Organisations need to decide how much risk they are prepared to take: in other words, what is their ‘risk appetite’? Organisations in the finance sector, for example, will justifiably be anxious to minimise any risk that might appear to put in question their probity or reliability, but different levels of risk appetite may apply to different areas of business, and higher levels may be appropriate where there is the prospect of higher returns. HR can help to influence the organisation’s judgment about its risk appetite in key areas such as reputational risk, where failure to manage diversity issues effectively can seriously damage the business.
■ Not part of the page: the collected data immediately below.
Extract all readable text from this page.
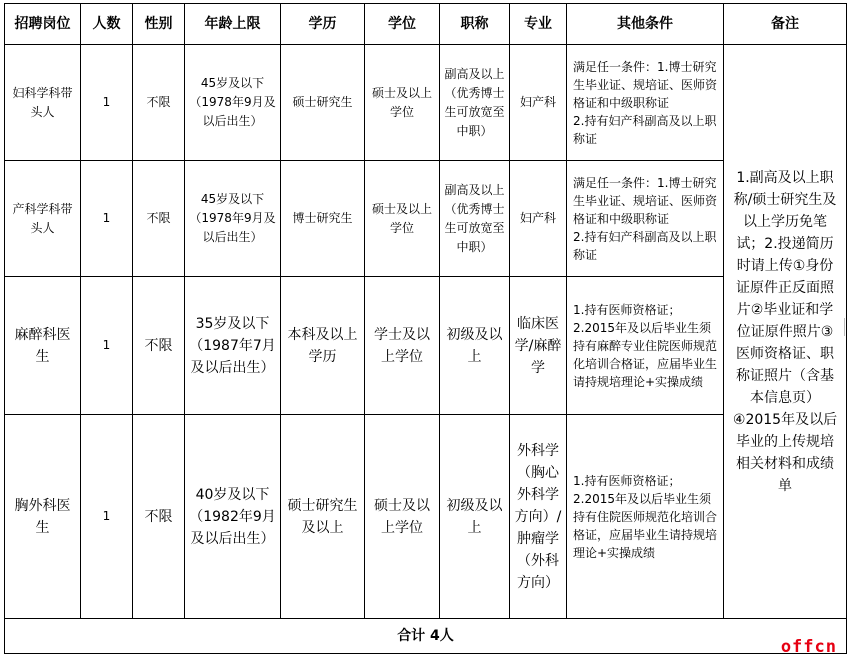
招聘岗位	人数	性别	年龄上限	学历	学位	职称	专业	其他条件	备注
妇科学科带头人	1	不限	45岁及以下（1978年9月及以后出生）	硕士研究生	硕士及以上学位	副高及以上（优秀博士生可放宽至中职）	妇产科	满足任一条件：1.博士研究生毕业证、规培证、医师资格证和中级职称证
2.持有妇产科副高及以上职称证	1.副高及以上职称/硕士研究生及以上学历免笔试；2.投递简历时请上传①身份证原件正反面照片②毕业证和学位证原件照片③医师资格证、职称证照片（含基本信息页）④2015年及以后毕业的上传规培相关材料和成绩单
产科学科带头人	1	不限	45岁及以下（1978年9月及以后出生）	博士研究生	硕士及以上学位	副高及以上（优秀博士生可放宽至中职）	妇产科	满足任一条件：1.博士研究生毕业证、规培证、医师资格证和中级职称证
2.持有妇产科副高及以上职称证	

麻醉科医生	1	不限	35岁及以下（1987年7月及以后出生）	本科及以上学历	学士及以上学位	初级及以上	临床医学/麻醉学	1.持有医师资格证；
2.2015年及以后毕业生须持有麻醉专业住院医师规范化培训合格证，应届毕业生请持规培理论+实操成绩	

胸外科医生	1	不限	40岁及以下（1982年9月及以后出生）	硕士研究生及以上	硕士及以上学位	初级及以上	外科学（胸心外科学方向）/肿瘤学（外科方向）	1.持有医师资格证；
2.2015年及以后毕业生须持有住院医师规范化培训合格证，应届毕业生请持规培理论+实操成绩	

合计 4人									
offcn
In the end, risk management is about identifying and prioritising risks to organisational performance. The best judgment will often be that of local units and people closest to the ground. But HR needs to be fully involved in the process of identifying and prioritising risks and in implementing action to guard against them.

The benefits of closer association between risk management and HR professionals are not a one-way street: HR can gain visibility and influence but the risk management process itself will be immeasurably strengthened by a better appreciation of how the people dimension can contribute.

The HR risk basics

"Managing risk is not just about limiting short-term financial loss, it's about systematically addressing all those issues that can impact on organisational outcomes," says Mike Emmott, employee relations adviser for the UK-based Chartered Institute of Personnel and Development (CIPD).

There appears to be a huge gap between the risks that have been identified and what organisations are actually doing to manage them, according to Emmott, with research showing that senior executives feel some of the key areas of risk that are not being adequately addressed relate to the way people are managed.

HR professionals have the skills and knowledge to identify the risks associated with people and gather the evidence necessary to create a balance between resources required and the benefits to the business. Emmott says they need to be fully involved in helping organisations control people-related costs and take opportunities to improve service delivery.